Es un esfuerzo agotador que explica en parte la banalidad de esta entrada. Un esfuerzo por conseguir una tregua en la lucha diaria contra el peso de lo que se va acumulando, de esos objetos que proceden algunos de un pasado lejano y que se ríen en tu cara por el ahogo que llegan a provocarte cuando se rebelan contra el orden que tratas de imponerles y te recuerdan que, con todo el polvo que te han hecho imposible limpiar a base de enredarse entre ellos, seguirán aquí cuando te vayas, como esos libros antiguos que heredó primero mi padre y luego yo; libros que no leemos por el temor de estropear cuando los verdaderamente frágiles somos los humanos que los hemos ido atesorando. De ellos, como de las sábanas y manteles que bordó una abuela o bisabuela, convertidos todos en reliquias de las que no somos dueños, sino sólo custodios, no me puedo librar, aunque tampoco pueda exigir a nadie detrás de mí que los conserve. Del mismo modo que no puedo renunciar al trajecito de bebé o a esos zapatitos diminutos que decidí guardar como testimonios de un momento fugaz. Ni a esa ropa que no me entra ya ni lo volverá a hacer nunca, pero que me cosió mi madre. Al final, casi todo tiene algún valor, por eso sigue ahí, sobreviviendo a las purgas de mis furias de limpieza y exterminación.

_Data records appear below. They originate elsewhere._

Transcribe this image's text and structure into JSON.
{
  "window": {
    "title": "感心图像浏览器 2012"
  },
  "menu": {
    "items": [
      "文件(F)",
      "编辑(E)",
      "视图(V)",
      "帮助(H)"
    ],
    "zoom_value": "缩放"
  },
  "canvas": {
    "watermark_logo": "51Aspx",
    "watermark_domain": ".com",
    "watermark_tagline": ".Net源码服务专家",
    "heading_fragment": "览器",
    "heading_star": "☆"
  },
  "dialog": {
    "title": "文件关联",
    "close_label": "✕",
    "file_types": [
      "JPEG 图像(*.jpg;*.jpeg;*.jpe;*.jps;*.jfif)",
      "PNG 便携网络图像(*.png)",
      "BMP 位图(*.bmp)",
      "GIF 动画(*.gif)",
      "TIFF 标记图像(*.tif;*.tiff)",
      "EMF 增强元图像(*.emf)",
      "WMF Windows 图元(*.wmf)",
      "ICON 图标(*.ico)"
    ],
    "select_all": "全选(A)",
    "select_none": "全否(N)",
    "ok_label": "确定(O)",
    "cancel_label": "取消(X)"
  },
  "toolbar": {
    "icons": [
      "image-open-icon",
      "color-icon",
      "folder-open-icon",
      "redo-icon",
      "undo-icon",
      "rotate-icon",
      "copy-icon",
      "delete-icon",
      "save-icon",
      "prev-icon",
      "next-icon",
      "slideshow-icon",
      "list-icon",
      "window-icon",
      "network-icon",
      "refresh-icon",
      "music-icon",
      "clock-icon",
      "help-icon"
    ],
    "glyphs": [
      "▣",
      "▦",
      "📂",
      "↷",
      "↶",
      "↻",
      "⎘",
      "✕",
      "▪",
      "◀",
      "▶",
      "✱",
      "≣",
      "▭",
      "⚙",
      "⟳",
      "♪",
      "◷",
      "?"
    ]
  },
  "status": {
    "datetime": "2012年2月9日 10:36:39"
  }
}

No sé, creo que con todo esto sólo quería decir que se trata de una batalla perdida. Logras con esfuerzo y culpabilidad hacer más habitables, bellos y ordenados algunos espacios. Consigues incluso dejar algo de hueco para lo nuevo. Pero es un espejismo. Ni cuando parece que avanzas (limpias y ordenas), progresas en modo alguno. A tus espaldas el polvo se acumulará de nuevo en un tiempo brevísimo y el caos se impondrá también porque, al parecer, él impera allí donde haya vida y movimiento. Pero no me rendiré. Intentaré de nuevo poner orden. Volveré a dejar sitio para el tiempo por venir y sus frutos. Celebraré un instante, como ahora, mi precaria victoria para reconocer inmediatamente, como también ahora, que estoy a punto de fracasar. Que ya he fracasado, pero que, en realidad, no me importa.